スク水メーカーが通学カバンに施した“驚くべき工夫”(日経トレンディネット)



「荷物を入れても軽く感じる通学カバン」を開発

 たとえ、羽のように軽いカバンを作れたとしても、日々持ち歩く通学カバンは軽くはならない。中に入れる教科書が重いからだ。ならばメーカーにできることは何か。それは、通学カバンという入れ物で「荷物を重く感じさせない構造」、言い換えれば「重さが体の負担にならない構造」を実現すること。フットマークはそう考えた。

 背負う感覚を軽くする。そのためにRAKUSACKで採用した構造上のポイントは3つ。なかでも最大の特徴は、他社にはない「教科書固定ブックストラップ」の開発だ。

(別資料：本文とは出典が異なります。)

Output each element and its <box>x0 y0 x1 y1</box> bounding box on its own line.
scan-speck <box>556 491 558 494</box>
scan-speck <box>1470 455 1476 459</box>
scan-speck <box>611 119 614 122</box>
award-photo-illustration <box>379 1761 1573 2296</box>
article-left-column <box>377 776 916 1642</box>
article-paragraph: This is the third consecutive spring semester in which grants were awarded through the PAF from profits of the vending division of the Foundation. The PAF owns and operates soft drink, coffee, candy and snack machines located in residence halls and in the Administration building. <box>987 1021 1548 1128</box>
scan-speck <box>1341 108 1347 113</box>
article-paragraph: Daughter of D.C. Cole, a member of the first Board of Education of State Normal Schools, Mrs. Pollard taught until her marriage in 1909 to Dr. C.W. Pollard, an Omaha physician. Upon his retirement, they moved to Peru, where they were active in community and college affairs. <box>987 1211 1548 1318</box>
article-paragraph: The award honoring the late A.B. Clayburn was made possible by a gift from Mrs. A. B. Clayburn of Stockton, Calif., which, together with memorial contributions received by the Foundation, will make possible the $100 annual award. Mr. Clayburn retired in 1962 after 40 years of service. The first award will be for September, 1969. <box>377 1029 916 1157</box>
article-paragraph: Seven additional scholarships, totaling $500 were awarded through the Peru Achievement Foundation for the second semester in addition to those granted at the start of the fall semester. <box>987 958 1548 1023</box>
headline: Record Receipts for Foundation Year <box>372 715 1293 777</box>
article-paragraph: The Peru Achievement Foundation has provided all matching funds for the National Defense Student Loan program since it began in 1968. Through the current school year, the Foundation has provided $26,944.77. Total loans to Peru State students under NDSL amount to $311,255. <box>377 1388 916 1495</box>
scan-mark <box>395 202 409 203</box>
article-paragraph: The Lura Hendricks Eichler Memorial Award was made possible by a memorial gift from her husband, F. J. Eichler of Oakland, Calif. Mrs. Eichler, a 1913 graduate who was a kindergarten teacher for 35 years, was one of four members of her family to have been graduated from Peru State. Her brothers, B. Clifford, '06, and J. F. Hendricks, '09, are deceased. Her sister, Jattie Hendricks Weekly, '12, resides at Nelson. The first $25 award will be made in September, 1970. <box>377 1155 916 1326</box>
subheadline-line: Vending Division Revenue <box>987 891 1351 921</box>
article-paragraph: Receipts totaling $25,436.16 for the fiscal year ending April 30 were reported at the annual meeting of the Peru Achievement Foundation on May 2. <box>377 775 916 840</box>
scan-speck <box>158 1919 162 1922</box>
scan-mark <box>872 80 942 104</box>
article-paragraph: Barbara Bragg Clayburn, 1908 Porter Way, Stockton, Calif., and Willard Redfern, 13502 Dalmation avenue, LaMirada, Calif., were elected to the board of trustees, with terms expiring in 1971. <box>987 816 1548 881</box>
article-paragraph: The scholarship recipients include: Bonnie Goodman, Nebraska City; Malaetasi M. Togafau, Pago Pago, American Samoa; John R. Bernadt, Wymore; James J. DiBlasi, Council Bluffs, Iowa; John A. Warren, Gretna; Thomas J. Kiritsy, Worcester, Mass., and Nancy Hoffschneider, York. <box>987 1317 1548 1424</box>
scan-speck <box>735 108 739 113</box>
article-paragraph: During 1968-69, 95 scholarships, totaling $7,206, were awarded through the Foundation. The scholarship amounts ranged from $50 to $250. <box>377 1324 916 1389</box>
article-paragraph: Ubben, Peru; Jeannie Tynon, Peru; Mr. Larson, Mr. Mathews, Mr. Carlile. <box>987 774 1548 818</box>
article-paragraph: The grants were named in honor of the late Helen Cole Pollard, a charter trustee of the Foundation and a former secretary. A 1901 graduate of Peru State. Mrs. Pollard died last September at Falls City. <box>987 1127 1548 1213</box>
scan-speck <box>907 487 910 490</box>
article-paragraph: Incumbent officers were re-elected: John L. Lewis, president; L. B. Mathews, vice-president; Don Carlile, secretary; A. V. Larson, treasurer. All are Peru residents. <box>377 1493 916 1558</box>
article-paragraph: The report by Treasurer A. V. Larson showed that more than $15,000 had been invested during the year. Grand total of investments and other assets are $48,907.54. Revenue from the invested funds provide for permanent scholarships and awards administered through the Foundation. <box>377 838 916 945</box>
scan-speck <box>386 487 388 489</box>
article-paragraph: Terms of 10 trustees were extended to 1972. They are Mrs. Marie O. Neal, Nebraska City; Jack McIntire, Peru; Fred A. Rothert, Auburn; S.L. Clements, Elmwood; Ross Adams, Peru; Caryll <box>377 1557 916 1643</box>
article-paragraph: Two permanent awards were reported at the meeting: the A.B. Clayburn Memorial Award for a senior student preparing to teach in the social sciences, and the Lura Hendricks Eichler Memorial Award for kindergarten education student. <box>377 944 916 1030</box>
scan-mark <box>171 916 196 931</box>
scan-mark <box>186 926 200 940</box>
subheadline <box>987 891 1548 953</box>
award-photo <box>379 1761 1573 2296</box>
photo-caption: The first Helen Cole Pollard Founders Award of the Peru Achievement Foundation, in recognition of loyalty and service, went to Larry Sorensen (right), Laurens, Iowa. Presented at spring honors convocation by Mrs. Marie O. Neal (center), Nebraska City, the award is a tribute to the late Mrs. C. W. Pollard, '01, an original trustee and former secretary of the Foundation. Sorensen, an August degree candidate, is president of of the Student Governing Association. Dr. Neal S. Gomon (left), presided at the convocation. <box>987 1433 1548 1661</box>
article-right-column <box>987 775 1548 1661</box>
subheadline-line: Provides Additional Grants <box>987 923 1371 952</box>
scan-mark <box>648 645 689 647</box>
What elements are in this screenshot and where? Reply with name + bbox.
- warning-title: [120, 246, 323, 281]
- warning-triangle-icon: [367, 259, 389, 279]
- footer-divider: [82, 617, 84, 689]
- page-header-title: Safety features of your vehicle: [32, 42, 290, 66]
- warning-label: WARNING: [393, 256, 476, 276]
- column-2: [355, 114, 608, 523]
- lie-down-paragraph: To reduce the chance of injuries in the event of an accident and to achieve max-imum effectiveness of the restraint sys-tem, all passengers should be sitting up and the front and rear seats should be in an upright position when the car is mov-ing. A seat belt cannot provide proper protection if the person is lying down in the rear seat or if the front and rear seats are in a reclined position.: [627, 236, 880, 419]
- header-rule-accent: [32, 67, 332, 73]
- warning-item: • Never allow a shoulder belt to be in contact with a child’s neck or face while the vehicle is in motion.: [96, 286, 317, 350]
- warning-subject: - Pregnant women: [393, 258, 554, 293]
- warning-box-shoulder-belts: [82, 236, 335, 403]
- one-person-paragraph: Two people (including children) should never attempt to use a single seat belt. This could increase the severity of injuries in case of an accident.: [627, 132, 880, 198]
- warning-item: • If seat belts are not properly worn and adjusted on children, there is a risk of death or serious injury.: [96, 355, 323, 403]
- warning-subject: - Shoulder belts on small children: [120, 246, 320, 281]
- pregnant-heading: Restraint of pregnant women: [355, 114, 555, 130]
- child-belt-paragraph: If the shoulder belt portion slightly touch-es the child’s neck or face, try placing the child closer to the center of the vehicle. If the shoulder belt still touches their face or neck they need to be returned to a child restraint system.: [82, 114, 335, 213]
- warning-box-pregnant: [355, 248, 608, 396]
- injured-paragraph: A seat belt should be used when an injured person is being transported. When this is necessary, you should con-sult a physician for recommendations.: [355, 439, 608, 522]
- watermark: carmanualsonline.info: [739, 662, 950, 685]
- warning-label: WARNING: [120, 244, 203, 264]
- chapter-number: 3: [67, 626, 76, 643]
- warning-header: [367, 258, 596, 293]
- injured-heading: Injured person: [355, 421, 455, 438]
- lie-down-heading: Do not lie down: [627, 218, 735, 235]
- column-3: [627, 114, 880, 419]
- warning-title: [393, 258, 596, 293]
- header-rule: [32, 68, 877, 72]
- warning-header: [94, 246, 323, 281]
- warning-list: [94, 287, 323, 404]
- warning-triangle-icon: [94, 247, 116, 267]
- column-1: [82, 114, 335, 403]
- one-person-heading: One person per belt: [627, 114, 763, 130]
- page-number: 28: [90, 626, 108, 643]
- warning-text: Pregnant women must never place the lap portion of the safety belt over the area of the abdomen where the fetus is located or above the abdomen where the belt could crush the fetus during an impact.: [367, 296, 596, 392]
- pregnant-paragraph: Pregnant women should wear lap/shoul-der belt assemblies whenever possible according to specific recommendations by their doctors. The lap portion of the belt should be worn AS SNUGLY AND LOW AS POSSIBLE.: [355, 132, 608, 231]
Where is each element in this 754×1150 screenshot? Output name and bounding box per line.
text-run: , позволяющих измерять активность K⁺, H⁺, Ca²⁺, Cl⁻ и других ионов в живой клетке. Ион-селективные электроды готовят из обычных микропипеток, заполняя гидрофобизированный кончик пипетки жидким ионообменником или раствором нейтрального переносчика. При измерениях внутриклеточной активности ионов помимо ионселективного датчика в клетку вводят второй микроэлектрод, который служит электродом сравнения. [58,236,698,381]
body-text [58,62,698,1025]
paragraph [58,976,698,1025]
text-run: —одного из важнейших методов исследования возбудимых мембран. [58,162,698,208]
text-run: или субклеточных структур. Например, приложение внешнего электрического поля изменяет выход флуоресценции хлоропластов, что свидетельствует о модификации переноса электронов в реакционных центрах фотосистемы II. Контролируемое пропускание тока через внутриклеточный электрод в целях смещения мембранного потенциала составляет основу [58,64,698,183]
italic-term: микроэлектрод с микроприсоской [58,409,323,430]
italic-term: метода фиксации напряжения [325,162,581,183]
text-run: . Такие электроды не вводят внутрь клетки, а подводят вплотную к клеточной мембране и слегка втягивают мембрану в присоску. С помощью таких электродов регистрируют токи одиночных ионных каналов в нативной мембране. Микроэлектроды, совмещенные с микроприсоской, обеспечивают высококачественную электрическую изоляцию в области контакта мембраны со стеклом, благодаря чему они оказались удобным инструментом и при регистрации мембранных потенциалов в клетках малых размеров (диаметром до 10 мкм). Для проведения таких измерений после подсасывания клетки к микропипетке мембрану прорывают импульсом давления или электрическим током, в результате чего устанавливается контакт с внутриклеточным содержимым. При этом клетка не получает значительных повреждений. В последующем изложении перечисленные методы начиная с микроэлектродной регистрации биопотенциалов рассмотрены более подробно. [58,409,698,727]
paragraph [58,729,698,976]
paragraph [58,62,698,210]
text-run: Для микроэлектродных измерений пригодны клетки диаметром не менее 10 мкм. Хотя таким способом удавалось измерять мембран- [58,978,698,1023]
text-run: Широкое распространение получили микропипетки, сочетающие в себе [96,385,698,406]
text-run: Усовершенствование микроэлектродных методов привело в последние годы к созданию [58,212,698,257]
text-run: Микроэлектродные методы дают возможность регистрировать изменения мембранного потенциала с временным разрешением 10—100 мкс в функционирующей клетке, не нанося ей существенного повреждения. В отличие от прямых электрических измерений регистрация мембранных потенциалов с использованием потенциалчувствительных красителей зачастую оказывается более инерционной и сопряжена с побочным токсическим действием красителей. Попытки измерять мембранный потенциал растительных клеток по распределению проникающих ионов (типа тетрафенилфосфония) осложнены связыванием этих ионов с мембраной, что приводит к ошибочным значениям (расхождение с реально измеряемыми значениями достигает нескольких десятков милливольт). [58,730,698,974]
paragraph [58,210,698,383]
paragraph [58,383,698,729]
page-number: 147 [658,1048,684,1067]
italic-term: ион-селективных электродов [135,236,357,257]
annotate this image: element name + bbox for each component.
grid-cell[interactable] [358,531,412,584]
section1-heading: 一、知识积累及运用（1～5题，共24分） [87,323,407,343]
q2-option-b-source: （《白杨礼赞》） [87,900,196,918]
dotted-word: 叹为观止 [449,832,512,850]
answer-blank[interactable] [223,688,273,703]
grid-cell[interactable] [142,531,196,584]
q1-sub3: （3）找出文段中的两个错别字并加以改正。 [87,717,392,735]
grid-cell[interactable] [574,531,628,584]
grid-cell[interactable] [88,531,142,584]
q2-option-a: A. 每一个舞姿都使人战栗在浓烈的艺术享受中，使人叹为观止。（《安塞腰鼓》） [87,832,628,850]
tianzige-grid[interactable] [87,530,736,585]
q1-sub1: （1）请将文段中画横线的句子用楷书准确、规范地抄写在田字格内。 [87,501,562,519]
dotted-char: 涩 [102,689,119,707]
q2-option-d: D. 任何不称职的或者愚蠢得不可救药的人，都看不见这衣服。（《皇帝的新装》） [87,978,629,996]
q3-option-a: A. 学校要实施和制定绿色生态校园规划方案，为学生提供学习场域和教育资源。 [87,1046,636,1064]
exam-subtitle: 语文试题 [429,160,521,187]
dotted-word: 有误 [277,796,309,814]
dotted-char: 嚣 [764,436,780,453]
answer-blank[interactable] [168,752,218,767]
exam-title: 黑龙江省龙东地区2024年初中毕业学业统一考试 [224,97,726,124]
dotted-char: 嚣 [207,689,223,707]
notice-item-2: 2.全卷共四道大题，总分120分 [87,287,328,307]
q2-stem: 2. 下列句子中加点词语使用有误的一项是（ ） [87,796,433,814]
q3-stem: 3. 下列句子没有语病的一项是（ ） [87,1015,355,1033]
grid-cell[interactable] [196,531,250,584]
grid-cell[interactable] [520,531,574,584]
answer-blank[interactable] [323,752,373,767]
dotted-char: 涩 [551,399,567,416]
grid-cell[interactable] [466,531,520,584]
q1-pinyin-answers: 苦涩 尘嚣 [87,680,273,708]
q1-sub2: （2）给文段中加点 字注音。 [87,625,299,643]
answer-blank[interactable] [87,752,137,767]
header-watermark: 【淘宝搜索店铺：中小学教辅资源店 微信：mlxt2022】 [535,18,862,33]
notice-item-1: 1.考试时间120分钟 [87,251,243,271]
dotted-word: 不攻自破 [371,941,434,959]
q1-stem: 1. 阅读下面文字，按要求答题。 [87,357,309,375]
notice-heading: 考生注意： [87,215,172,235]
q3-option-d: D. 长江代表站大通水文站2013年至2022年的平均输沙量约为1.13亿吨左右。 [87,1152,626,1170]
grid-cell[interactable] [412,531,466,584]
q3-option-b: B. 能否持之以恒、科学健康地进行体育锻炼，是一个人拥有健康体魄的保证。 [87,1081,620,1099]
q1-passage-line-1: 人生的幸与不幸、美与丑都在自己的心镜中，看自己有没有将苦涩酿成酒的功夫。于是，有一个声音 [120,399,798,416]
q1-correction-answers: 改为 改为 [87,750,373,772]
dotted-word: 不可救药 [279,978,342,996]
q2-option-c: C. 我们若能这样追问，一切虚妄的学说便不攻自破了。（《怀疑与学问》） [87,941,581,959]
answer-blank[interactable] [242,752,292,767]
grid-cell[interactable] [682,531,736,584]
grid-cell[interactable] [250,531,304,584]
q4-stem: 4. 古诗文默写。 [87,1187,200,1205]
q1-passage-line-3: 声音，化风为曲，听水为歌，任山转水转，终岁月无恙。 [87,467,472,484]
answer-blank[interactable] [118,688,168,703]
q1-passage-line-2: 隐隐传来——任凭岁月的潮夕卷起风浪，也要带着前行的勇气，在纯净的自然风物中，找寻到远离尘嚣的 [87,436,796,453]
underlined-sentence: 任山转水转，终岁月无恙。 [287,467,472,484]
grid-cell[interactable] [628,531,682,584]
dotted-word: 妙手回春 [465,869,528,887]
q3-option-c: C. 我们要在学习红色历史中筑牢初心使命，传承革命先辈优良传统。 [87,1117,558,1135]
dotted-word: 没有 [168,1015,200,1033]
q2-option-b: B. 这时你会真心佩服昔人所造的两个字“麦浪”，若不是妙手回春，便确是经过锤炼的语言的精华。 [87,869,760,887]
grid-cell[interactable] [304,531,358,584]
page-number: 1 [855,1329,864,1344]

 一番重いものをしかるべき位置にきちんと固定することで、体への負担を軽減できる。「カバンの中で教科書が動くと、その重みが体への負担になる。揺れを安定させる“腰ベルト”のようなものです」(開発担当の近藤幸絵氏)。

中学生の体形データをもとに3D技術を駆使して設計

 荷物を重く感じさせないための2つ目の工夫は、3次元テクノロジーの技術を活用して設計した肩ベルト。中学生の体形データをもとに立体パターンを起こし、人体のさまざまな動きを想定しながら肩や背中にフィットするよう調整を繰り返したという。

 フットマークで通学カバンの開発を推進した水泳販売部 スクール部 部門リーダーの白川純也氏は、こう説明する。「荷重の中心になるのは肩と腰。3Dパターンの技術を活用すると、肩から背中までをカバンと密着させれば体に感じる負担を軽減できることが分かる。それをコントロールするのが、肩ベルトの腰部分の取り付け位置です。リュックの幅よりも内側に付けることで、背中との密着度を高められる。このことが科学的に検証できました」

 こうして出来上がったカバンの肩ベルトは、「八の字」のような計算づくめのカーブがついている。背中に背負うとしっくりフィットする、というわけだ。

 重く感じさせない構造の3つ目のポイントが、厚手の生地を使い、さらに表地と裏地の間に芯地を入れて生地を硬くしたこと。リュックの生地が軟らかいと外側に荷重がかかり、引っ張られるような感覚を覚える。こうなると荷物を重く感じるのだという。